Figure 4. Biguanide inhibition of F₁F₀-ATP synthase in bovine SMPs

(A) Inhibition of ATP hydrolysis by SMPs (colours as in B). Data points are means±S.E.M., n=3–5, and IC₅₀ values are indicated in mM. (B) Relationship between the IC₅₀ values for ATP hydrolysis and the log D values. IC₅₀ values are in mM with 95% confidence intervals; log D values are means±S.E.M., n=3. Linear fit with R²=0.948. (C) Relative inhibition of ATP production in SMPs in the presence of piericidin A (○) or metformin (●). ATP synthesis was driven using 200 μM NADH; NADH oxidation was measured spectroscopically, and the concentration of ATP determined after 3.5 min (during this time a linear rate is observed). NADH oxidation rates were adjusted using 0–50 nM piericidin A or 0–250 mM metformin, with the ionic strength kept constant at 250 mM using NaCl. (D–F) Dose-dependent effects of biguanides on succinate-driven ATP production. Data points are means±S.E.M., n=3, as a percentage of ATP production in the absence of biguanide. ATP concentrations were determined after 3.5 min (○) then corrected for the rate of succinate oxidation, detected spectroscopically using a coupled assay system [28] (●). The IC₅₀ values for hydrolysis are marked with vertical lines.

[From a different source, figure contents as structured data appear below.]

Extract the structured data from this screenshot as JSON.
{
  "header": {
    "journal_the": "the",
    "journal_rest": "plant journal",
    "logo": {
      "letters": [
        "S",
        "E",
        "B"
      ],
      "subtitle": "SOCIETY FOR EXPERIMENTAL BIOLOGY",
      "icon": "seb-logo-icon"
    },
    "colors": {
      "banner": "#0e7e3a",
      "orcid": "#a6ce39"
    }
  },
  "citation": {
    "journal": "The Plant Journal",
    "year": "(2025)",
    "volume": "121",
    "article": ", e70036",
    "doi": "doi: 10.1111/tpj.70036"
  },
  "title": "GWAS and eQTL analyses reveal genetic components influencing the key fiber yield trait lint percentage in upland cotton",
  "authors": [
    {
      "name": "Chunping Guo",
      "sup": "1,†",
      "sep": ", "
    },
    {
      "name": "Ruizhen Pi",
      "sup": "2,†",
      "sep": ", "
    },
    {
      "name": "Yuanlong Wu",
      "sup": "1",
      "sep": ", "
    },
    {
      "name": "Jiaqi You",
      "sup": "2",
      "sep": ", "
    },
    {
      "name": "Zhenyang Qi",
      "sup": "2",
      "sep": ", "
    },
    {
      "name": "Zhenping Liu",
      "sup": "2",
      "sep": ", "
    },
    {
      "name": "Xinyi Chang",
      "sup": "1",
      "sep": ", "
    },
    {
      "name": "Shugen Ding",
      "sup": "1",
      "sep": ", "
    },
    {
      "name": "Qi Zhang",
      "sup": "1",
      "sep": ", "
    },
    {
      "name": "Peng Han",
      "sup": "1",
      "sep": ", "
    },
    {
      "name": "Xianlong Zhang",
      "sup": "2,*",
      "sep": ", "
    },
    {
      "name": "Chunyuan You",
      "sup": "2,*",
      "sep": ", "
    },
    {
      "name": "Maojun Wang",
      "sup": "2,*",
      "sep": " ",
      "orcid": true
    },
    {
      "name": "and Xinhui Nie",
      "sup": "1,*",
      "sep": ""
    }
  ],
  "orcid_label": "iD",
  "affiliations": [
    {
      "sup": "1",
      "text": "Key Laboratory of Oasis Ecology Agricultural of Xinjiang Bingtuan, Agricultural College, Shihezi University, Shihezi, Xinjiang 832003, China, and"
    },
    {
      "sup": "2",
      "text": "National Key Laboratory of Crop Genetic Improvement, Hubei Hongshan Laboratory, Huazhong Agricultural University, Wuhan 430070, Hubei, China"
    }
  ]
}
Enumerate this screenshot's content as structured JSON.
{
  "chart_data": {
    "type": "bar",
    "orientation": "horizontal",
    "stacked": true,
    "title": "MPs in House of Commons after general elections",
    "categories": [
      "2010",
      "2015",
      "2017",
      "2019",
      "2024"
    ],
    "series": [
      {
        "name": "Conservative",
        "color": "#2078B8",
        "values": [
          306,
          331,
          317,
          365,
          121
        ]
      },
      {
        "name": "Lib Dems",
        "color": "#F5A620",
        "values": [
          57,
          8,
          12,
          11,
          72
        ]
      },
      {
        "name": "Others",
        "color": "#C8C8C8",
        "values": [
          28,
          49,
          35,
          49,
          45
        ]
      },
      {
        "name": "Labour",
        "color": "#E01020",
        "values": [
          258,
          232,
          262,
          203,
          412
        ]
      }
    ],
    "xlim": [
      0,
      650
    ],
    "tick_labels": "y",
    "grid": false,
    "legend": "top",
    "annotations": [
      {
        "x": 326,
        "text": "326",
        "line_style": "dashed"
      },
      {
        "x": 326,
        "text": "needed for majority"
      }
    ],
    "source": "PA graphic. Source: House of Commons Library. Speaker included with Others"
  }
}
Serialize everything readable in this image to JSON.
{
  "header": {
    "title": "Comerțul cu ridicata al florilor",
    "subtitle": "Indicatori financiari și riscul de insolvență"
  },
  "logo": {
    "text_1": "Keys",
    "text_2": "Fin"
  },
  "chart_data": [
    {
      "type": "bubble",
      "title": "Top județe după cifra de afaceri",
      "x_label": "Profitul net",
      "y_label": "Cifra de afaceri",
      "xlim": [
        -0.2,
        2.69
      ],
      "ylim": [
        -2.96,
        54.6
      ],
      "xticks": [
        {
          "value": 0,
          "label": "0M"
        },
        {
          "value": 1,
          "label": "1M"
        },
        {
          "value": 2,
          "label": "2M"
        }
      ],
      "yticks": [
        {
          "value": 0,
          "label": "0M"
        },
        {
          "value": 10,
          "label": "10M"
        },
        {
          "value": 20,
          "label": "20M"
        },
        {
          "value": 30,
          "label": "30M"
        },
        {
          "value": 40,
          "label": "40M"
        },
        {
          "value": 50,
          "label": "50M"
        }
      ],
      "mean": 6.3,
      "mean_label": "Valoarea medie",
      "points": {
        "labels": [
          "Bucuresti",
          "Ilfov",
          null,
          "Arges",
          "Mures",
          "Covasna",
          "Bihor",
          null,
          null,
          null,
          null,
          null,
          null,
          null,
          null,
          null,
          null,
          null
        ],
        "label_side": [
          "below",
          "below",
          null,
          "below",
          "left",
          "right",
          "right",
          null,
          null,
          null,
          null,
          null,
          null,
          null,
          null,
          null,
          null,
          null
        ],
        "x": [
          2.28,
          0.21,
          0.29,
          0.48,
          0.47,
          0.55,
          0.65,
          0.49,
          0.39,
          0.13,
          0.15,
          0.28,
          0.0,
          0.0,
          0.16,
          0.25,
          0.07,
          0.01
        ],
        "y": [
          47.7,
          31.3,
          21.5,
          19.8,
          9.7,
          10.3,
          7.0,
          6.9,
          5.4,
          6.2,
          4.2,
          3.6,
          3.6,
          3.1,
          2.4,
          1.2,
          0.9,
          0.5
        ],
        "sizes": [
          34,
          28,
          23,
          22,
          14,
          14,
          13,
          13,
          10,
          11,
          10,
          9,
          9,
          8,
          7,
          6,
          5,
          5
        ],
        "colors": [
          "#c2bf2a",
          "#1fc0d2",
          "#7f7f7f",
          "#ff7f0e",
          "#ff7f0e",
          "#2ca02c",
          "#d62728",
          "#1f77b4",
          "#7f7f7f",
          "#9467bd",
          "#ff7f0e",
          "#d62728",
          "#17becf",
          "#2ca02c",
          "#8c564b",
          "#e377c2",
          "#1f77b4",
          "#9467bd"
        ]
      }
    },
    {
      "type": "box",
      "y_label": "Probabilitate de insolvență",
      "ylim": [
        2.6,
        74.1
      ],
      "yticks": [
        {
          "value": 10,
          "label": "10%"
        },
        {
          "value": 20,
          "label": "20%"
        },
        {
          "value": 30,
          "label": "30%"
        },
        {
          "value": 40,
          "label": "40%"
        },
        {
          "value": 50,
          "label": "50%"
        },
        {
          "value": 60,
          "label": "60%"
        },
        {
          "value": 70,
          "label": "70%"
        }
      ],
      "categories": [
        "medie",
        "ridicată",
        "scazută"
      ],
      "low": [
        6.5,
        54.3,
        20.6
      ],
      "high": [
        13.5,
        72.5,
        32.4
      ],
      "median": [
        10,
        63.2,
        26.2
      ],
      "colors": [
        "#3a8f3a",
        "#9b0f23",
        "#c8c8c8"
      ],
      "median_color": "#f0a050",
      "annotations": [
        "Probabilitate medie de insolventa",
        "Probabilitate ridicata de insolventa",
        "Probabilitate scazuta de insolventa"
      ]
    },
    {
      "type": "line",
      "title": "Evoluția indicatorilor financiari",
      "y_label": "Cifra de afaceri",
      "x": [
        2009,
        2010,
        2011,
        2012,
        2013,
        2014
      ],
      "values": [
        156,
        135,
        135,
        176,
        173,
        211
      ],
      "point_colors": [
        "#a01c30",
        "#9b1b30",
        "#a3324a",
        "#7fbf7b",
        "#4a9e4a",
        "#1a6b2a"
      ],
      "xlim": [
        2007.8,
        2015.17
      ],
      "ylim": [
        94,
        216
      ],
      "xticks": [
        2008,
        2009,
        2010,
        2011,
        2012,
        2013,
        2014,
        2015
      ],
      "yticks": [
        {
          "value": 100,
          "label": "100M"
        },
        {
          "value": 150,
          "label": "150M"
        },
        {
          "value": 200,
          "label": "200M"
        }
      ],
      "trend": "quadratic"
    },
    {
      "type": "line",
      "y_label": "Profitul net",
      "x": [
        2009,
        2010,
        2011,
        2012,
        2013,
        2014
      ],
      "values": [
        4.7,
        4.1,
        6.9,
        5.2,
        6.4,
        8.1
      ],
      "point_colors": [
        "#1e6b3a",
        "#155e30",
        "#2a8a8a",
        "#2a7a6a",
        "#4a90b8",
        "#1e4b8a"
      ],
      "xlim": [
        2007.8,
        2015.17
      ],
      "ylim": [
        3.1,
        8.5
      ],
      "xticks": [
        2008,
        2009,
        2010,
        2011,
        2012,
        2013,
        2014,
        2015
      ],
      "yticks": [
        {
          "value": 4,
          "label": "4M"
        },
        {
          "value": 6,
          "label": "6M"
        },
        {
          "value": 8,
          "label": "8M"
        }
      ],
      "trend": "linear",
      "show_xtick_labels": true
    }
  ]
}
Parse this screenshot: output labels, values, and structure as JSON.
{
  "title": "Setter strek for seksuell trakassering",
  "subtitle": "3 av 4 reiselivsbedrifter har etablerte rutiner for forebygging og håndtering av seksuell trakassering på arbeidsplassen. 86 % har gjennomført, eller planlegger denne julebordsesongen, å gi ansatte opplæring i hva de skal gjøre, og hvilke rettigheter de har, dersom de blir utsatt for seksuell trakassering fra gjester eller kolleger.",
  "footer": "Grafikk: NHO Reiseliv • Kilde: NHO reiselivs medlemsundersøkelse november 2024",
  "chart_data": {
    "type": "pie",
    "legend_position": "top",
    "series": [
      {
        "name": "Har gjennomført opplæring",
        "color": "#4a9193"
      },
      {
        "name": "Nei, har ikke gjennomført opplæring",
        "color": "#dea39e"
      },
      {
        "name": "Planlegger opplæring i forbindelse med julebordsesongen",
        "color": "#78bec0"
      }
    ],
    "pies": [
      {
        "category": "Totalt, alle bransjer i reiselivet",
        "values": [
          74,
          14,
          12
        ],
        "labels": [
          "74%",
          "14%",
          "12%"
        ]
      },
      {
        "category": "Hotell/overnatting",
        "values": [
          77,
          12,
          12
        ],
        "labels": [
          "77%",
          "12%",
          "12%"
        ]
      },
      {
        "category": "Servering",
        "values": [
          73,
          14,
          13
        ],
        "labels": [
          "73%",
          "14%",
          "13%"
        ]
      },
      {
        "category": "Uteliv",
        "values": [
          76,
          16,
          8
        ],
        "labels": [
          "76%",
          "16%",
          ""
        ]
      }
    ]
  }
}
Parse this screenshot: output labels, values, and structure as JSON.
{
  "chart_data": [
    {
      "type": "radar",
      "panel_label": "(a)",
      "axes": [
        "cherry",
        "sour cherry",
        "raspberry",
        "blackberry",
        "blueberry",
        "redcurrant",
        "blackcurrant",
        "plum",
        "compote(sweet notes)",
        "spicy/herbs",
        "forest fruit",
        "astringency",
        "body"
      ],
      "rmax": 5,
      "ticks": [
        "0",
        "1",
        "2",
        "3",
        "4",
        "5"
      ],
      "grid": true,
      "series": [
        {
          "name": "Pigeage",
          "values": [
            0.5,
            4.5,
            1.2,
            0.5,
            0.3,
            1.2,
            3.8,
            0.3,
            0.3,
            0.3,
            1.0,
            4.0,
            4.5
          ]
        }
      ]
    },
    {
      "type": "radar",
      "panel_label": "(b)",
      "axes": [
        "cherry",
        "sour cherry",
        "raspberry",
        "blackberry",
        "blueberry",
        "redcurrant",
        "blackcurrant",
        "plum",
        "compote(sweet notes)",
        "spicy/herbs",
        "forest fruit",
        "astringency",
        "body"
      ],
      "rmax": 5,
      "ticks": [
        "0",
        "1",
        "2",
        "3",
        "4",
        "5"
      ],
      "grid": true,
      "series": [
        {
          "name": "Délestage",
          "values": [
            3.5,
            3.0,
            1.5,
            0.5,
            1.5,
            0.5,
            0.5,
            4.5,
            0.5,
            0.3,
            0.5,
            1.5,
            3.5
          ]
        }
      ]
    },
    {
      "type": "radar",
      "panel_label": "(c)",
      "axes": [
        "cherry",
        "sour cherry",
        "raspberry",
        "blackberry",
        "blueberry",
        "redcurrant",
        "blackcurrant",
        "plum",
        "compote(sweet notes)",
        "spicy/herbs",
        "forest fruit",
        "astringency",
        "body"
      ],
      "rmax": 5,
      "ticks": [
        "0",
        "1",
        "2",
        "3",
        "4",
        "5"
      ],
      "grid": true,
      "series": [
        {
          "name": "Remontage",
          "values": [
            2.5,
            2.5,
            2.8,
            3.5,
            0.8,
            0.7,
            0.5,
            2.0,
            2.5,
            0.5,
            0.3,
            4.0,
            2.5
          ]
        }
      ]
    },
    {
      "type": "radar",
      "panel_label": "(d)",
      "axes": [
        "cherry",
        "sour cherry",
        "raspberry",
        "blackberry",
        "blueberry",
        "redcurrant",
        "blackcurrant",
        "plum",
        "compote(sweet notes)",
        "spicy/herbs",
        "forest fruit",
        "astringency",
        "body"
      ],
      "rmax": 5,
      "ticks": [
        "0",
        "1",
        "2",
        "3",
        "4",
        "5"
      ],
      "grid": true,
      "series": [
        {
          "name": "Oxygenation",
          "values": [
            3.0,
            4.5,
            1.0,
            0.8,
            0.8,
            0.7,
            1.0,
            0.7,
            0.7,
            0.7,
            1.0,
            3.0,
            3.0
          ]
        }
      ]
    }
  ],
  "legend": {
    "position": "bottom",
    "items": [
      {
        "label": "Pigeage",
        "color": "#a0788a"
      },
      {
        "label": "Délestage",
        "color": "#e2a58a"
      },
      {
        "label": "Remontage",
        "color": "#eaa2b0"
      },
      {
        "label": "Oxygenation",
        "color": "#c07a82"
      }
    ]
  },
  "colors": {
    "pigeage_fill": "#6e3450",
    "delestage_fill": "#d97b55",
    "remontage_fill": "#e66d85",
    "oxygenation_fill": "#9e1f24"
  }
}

Figure 5. Selective uptake of biguanides into mitochondria

(A) Effects of biguanides on the rotenone-sensitive OCR of Hep G2 cells. The traces are the means±S.D. of multiple traces. The biguanide concentrations are equal to the complex I IC₅₀/10 values. Purple, 1.9 mM metformin; green, 0.04 mM phenformin; orange, 0.07 mM cycloguanil added in DMSO; red, 0.007 mM proguanil in DMSO; black, control (no biguanide); cyan, control (DMSO). (B) The effects of biguanides on the ECAR of Hep G2 cells. Conditions and colours as in (A). (C) Mitochondrial respiratory coupling test on 143B cells permeabilized with 2 nM PMP, respiring on pyruvate and malate and using biguanides at concentrations equal to their complex I IC₅₀/10 values. Black, control; purple, 2 mM metformin; orange, 0.07 mM cycloguanil; red, 0.007 mM proguanil. Data points are means±S.E.M., n=5–6. (D) Rates of rotenone-sensitive ADP-stimulated NADH-linked respiration in permeabilized 143B cells (light grey) and rat liver mitochondria (dark grey) after 15 min of incubation with 2 mM metformin (Met.), 0.07 mM cycloguanil (Cyclo.) or 0.007 mM proguanil (Pro.). Values are mean percentage of the control±S.E.M., n=5–6. ****P< 0.01. Cont. control.

Figure 6. Biguanide effects on cells in culture: accumulation and reversibility

(A) The normalized rotenone-sensitive OCR 6 h after the addition of metformin or phenformin to Hep G2 (black) or 143B (grey) cells. Results are means±S.E.M., n=3–4. The IC₅₀ values (with 95% confidence intervals) are metformin, 240±10 μM (143B) and 330±20 μM (Hep G2); phenformin, 3.9±1.0 μM (143B) and 3.8±0.4 μM (Hep G2). (B) Metformin inhibition of the OCR by Hep G2 cells. Results are means of multiple traces±S.E.M., n=3–4. Rotenone (200 nM) was added to half of the samples part way through the experiment; pairs of traces with and without rotenone are coloured the same. Then, the assay medium in each experiment was exchanged for a metformin and rotenone-free medium. All data were measured using a Seahorse Extracellular Flux Analyzer at 37°C.